Самым ярким впечатлением сентября для Евы стали стихи Эдгара По, отвечающие меланхоличным настроениям ранней осени, особенно «Ворон» в бесподобном переводе Зенкевича. Ее поразила магическая закольцованность поэмы, похожей на змею, пожирающую свой хвост, этот мелодичный напев, совершенная по свой форме тоска об ушедшем, об умершей возлюбленной и надвигающейся смерти. «Тьма — и больше ничего» — написала она на форзаце одного из учебников, и каждое слово этой фразы казалось ей бесподобной конфетой с пьяной вишней, пряно растекающейся во рту. И «Nevermore»18, рассекающее воздух, как тяжеленный колокол дворцовую тьму.
Она любила неожиданно выхватывать из текста фразы, цитаты или эпиграфы дротиком попадающие в мишень ее сердца. Это случалось реже, чем хотелось бы, но в такие моменты ей казалось, что автор оставил послание именно для нее, будто знал, что она когда-то это прочтет и все поймет. Она верила в непостижимую связь времен.
В то же время она открыла для себя повесть Жоржа Роденбаха «Мертвый Брюгге», столь же притягательную в своей мрачности, как стихи По. В ней ее любимый Брюгге, такой сказочный пряничный город в реальной жизни, напоминал больную скрученную старуху, тщетно пытающуюся согреть пальцы у камина. Он стал пропитанной ядом декорацией, в которой медленно сходит с ума герой с невыносимо поэтичным именем — Гюг Виан. Да и сама проза Роденбаха — чистой воды поэзия символизма, совершенный в своей простоте декаданс, ужасное и прекрасное одновременно гниение красоты. Повесть короткая и лаконичная, но в ней спрессовано столько безысходности и отчаяния, что memento mori19 перестает быть отвлеченной грустной фразой, разрастаясь сонмом ужасных смыслов и откровений. Мы все умрем. Ничто в жизни не имеет смысла. Посмотри в эти черные воды и умри еще при жизни.

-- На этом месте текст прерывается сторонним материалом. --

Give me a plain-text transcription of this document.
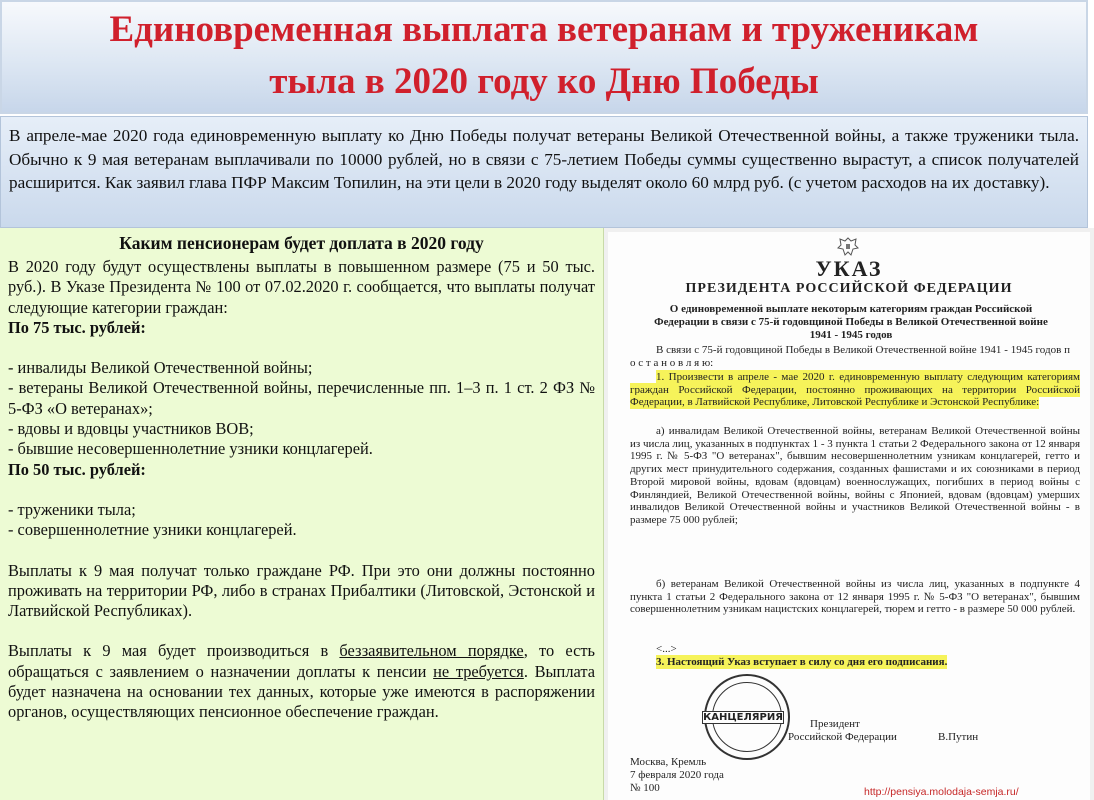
Единовременная выплата ветеранам и труженикам
тыла в 2020 году ко Дню Победы
В апреле-мае 2020 года единовременную выплату ко Дню Победы получат ветераны Великой Отечественной войны, а также труженики тыла. Обычно к 9 мая ветеранам выплачивали по 10000 рублей, но в связи с 75-летием Победы суммы существенно вырастут, а список получателей расширится. Как заявил глава ПФР Максим Топилин, на эти цели в 2020 году выделят около 60 млрд руб. (с учетом расходов на их доставку).
Каким пенсионерам будет доплата в 2020 году

В 2020 году будут осуществлены выплаты в повышенном размере (75 и 50 тыс. руб.). В Указе Президента № 100 от 07.02.2020 г. сообщается, что выплаты получат следующие категории граждан:

По 75 тыс. рублей:

- инвалиды Великой Отечественной войны;

- ветераны Великой Отечественной войны, перечисленные пп. 1–3 п. 1 ст. 2 ФЗ № 5-ФЗ «О ветеранах»;

- вдовы и вдовцы участников ВОВ;

- бывшие несовершеннолетние узники концлагерей.

По 50 тыс. рублей:

- труженики тыла;

- совершеннолетние узники концлагерей.

Выплаты к 9 мая получат только граждане РФ. При это они должны постоянно проживать на территории РФ, либо в странах Прибалтики (Литовской, Эстонской и Латвийской Республиках).

Выплаты к 9 мая будет производиться в беззаявительном порядке, то есть обращаться с заявлением о назначении доплаты к пенсии не требуется. Выплата будет назначена на основании тех данных, которые уже имеются в распоряжении органов, осуществляющих пенсионное обеспечение граждан.

УКАЗ
ПРЕЗИДЕНТА РОССИЙСКОЙ ФЕДЕРАЦИИ
О единовременной выплате некоторым категориям граждан Российской Федерации в связи с 75-й годовщиной Победы в Великой Отечественной войне 1941 - 1945 годов
В связи с 75-й годовщиной Победы в Великой Отечественной войне 1941 - 1945 годов п о с т а н о в л я ю:
1. Произвести в апреле - мае 2020 г. единовременную выплату следующим категориям граждан Российской Федерации, постоянно проживающих на территории Российской Федерации, в Латвийской Республике, Литовской Республике и Эстонской Республике:
а) инвалидам Великой Отечественной войны, ветеранам Великой Отечественной войны из числа лиц, указанных в подпунктах 1 - 3 пункта 1 статьи 2 Федерального закона от 12 января 1995 г. № 5-ФЗ "О ветеранах", бывшим несовершеннолетним узникам концлагерей, гетто и других мест принудительного содержания, созданных фашистами и их союзниками в период Второй мировой войны, вдовам (вдовцам) военнослужащих, погибших в период войны с Финляндией, Великой Отечественной войны, войны с Японией, вдовам (вдовцам) умерших инвалидов Великой Отечественной войны и участников Великой Отечественной войны - в размере 75 000 рублей;
б) ветеранам Великой Отечественной войны из числа лиц, указанных в подпункте 4 пункта 1 статьи 2 Федерального закона от 12 января 1995 г. № 5-ФЗ "О ветеранах", бывшим совершеннолетним узникам нацистских концлагерей, тюрем и гетто - в размере 50 000 рублей.
<...>
3. Настоящий Указ вступает в силу со дня его подписания.
КАНЦЕЛЯРИЯ
Президент
Российской Федерации	В.Путин
Москва, Кремль
7 февраля 2020 года
№ 100	http://pensiya.molodaja-semja.ru/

Как ни странно, мрачные книги скорее вдохновляли ее, чем угнетали. Она брала книгу в библиотеке, в которую недавно записалась, и потом ужасно не хотела отдавать. Пыталась найти ее на книжных развалах или на полках книжных магазинов, но продавцы всегда разводили руками и говорили, что Роденбаха у них точно нет, словно его имя предали анафеме. Тогда она подумала, как много хороших писателей затерялось в складках истории, потесненные более удачливыми коллегами, новенькие переиздания которых теснились на полках магазинов. И почему одним всегда везет больше, чем другим?
Главной формой медитации для нее стали автобусы. Большие, чистые и прохладные, как энергетические капсулы из фильмов про будущее — они словно погружали в безвременье, отвлекали от суеты ежеминутно сменяющимся спектаклем прекрасного за окнами, галереей умиротворяющих видов: автобус номер А возил ее в чудесную деревушку Кар д'Амон, прячущуюся под склоном; 33 приглашал затеряться в полях мертвых подсолнухов и засыхающих виноградников, над которыми сновали мифические вороны. Выйдя на одной из остановок маршрута Z, она увидела железное тело снижающегося самолета, летевшего совсем низко и подумала о всех тех людях, что в данную секунду летят в тысячу разных направлений, и никто из них не знает точно, что их ждет. В Женеве даже можно было найти автобус, следующий au bout du monde20. Польстившись на такое поэтичное название, она ожидала увидеть что-то невообразимое, но приехала в хромированно-металлические тенета индустриального района, пропахшие горьким дымом октября. «Символично», — решила она тогда.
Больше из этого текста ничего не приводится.